O eterno retorno do mesmo


          – Vai acabar repetindo de ano se continuar assim, menino. Tome jeito! – era o que parecia ser, para mim, a única coisa que a minha professora sabia falar. Aliás, não apenas ela, mas também o meu pai, em todos os finais de bimestre, com o boletim em mãos e com os olhos zangados me dizia:
          – Então, garoto. Quando é que vai aumentar essa nota? Não quer acabar repetindo, quer?

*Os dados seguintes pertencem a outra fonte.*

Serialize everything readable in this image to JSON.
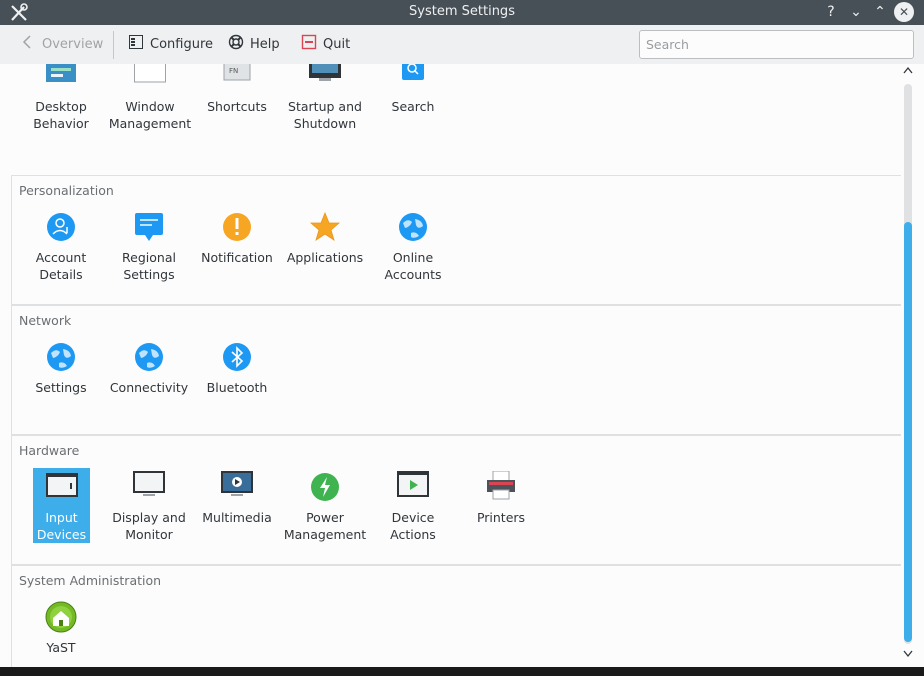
{
  "window": {
    "title": "System Settings",
    "controls": [
      "?",
      "⌄",
      "⌃",
      "✕"
    ]
  },
  "toolbar": {
    "overview_label": "Overview",
    "configure_label": "Configure",
    "help_label": "Help",
    "quit_label": "Quit",
    "search_placeholder": "Search"
  },
  "colors": {
    "accent": "#3daee9",
    "titlebar": "#475057",
    "background": "#fcfcfc",
    "text": "#31363b"
  },
  "top_row": [
    {
      "label": "Desktop\nBehavior",
      "icon": "desktop-behavior-icon"
    },
    {
      "label": "Window\nManagement",
      "icon": "window-management-icon"
    },
    {
      "label": "Shortcuts",
      "icon": "shortcuts-icon"
    },
    {
      "label": "Startup and\nShutdown",
      "icon": "startup-shutdown-icon"
    },
    {
      "label": "Search",
      "icon": "search-icon"
    }
  ],
  "sections": [
    {
      "title": "Personalization",
      "items": [
        {
          "label": "Account\nDetails",
          "icon": "account-icon"
        },
        {
          "label": "Regional\nSettings",
          "icon": "regional-icon"
        },
        {
          "label": "Notification",
          "icon": "notification-icon"
        },
        {
          "label": "Applications",
          "icon": "star-icon"
        },
        {
          "label": "Online\nAccounts",
          "icon": "globe-icon"
        }
      ]
    },
    {
      "title": "Network",
      "items": [
        {
          "label": "Settings",
          "icon": "globe-icon"
        },
        {
          "label": "Connectivity",
          "icon": "globe-icon"
        },
        {
          "label": "Bluetooth",
          "icon": "bluetooth-icon"
        }
      ]
    },
    {
      "title": "Hardware",
      "items": [
        {
          "label": "Input\nDevices",
          "icon": "input-devices-icon",
          "selected": true
        },
        {
          "label": "Display and\nMonitor",
          "icon": "monitor-icon"
        },
        {
          "label": "Multimedia",
          "icon": "multimedia-icon"
        },
        {
          "label": "Power\nManagement",
          "icon": "power-icon"
        },
        {
          "label": "Device\nActions",
          "icon": "device-actions-icon"
        },
        {
          "label": "Printers",
          "icon": "printer-icon"
        }
      ]
    },
    {
      "title": "System Administration",
      "items": [
        {
          "label": "YaST",
          "icon": "yast-icon"
        }
      ]
    }
  ]
}
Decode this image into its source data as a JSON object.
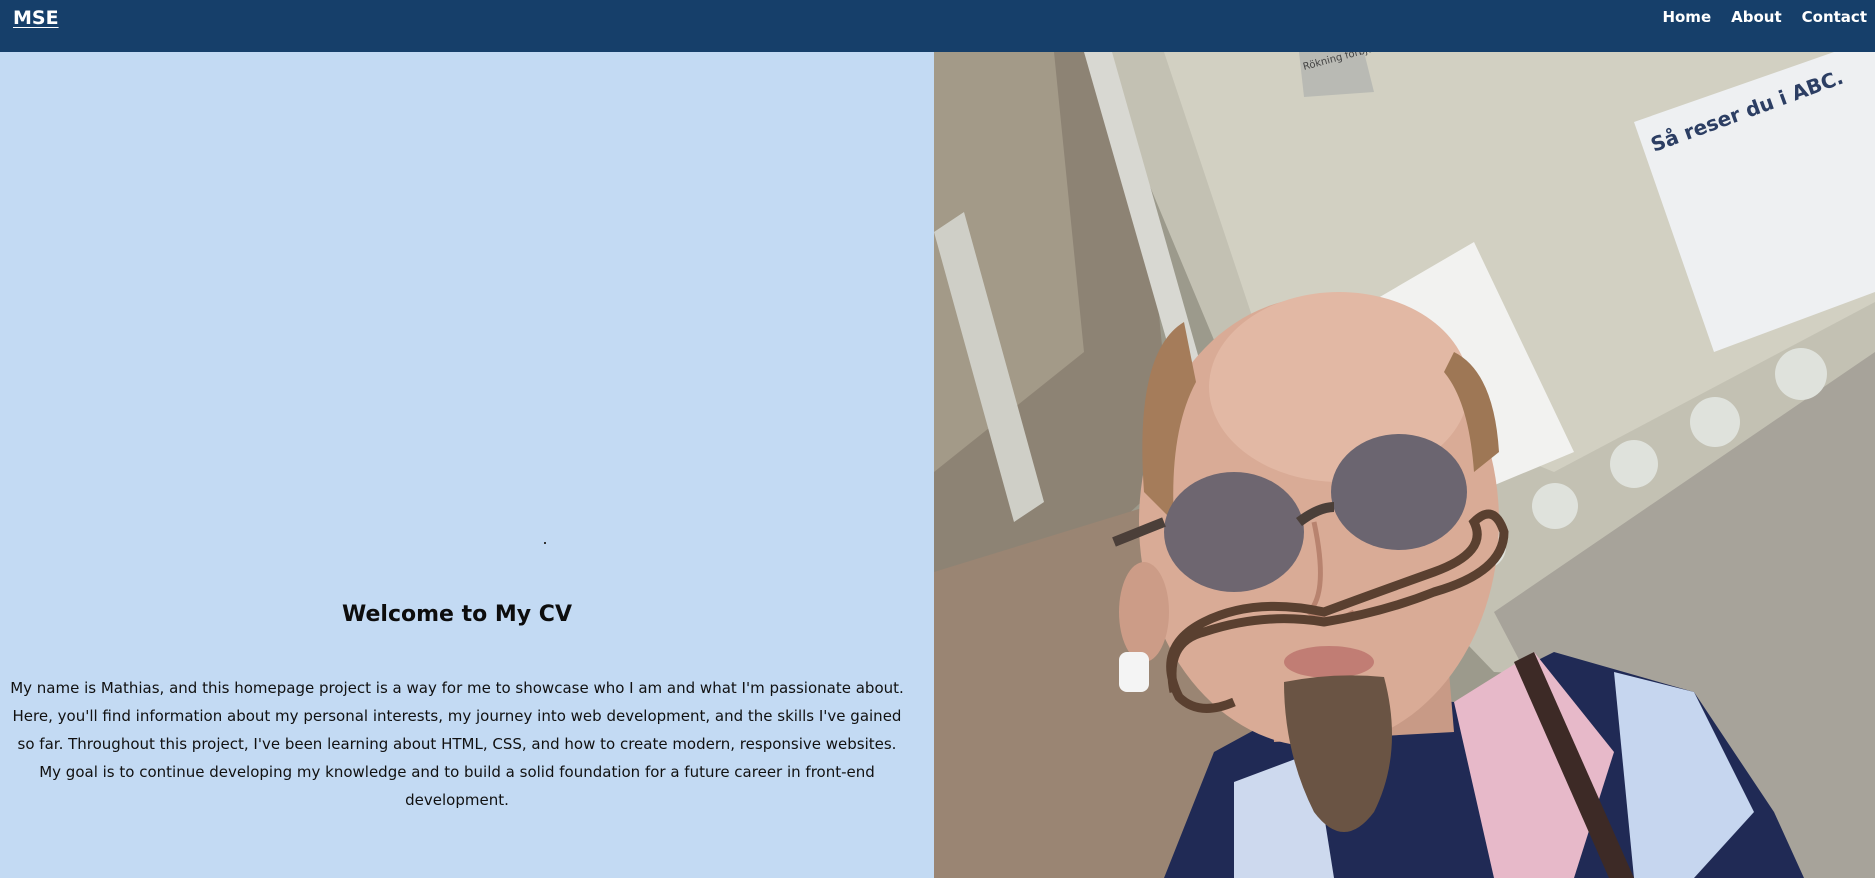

          É claro que não. Eu era uma criança que não gostava de repetir nada, nem a merenda da escola – que algumas vezes merecia muito ser repetida – e, pasmem, tampouco tinha o desejo de repetir a sobremesa depois da refeição ou passeios na cidade, por mais prazerosos que fossem. Eu era uma pessoa que desde muito jovem buscava o novo, mesmo que fosse, paradoxalmente, buscar o novo de novo.
          Qual não foi a minha inquietante surpresa ao descobrir pela boca da professora que eu teria de ficar mais um ano no mesmo ano:
          – Mas, professora, como posso eu repetir de ano sendo que estamos em 2019 e ano que vem será 2020? Não seria impossível que ano que vem seja 2019 de novo só pra mim?
          – Menino, vê se pare de molecagens comigo. Você terá que refazer no próximo ano tudo o que fez nesse aqui. Tudo igual e o mesmo. Pra ver se passa.
          Assim o ano novo começou e lá estava eu ainda em 2019, sem entender muito bem todo aquele repeteco e sentindo uma forte sensação de déjà vu. Como que por efeito profético das palavras da professora, tudo naquele ano foi exatamente igual e o mesmo. Os mesmos acontecimentos e as mesmas notas fracas. Resultado: repeti de novo. Entrei então no que era o terceiro 2019 da minha vida e eu já começava a ter maus sonhos com as pessoas me falando para eu tomar jeito senão iria repetir mais uma vez. Só que não podia evitar, como era tudo um replay do que aconteceu antes, eu não conseguia tirar boas notas para poder me ver livre daquele círculo vicioso.
          – Estou fadado – disse à professora, – a viver nesse ano incontáveis vezes para todo o sempre?
          – Do que está falando, menino? Basta se esforçar mais nas aulas e em 2020 estará na próxima série. Não diga bobagens, ninguém nunca ficou na escola para todo o sempre.
          Ela parecia não saber que estávamos vivendo em repetição, embora eu não me lembrasse de alguma vez ter feito essa pergunta à ela nos 2019 anteriores. Perguntei então ao meu pai para ver se poderia me dar alguma solução, mas ele também não sabia de nada, só o que dizia era para eu tomar jeito e não repetir de ano.
          Depois que analisei a minha situação, concluí que, para mim, era como se tirar notas baixas e repetir de ano fosse, literalmente, repetir de ano, e dadas todas as demais tentativas fracassadas de sair daquele problemão, senti com pesar o fato inelutável de a minha vida estar aprisionada de tal forma à escola que as duas acabam por ser a mesma e única coisa.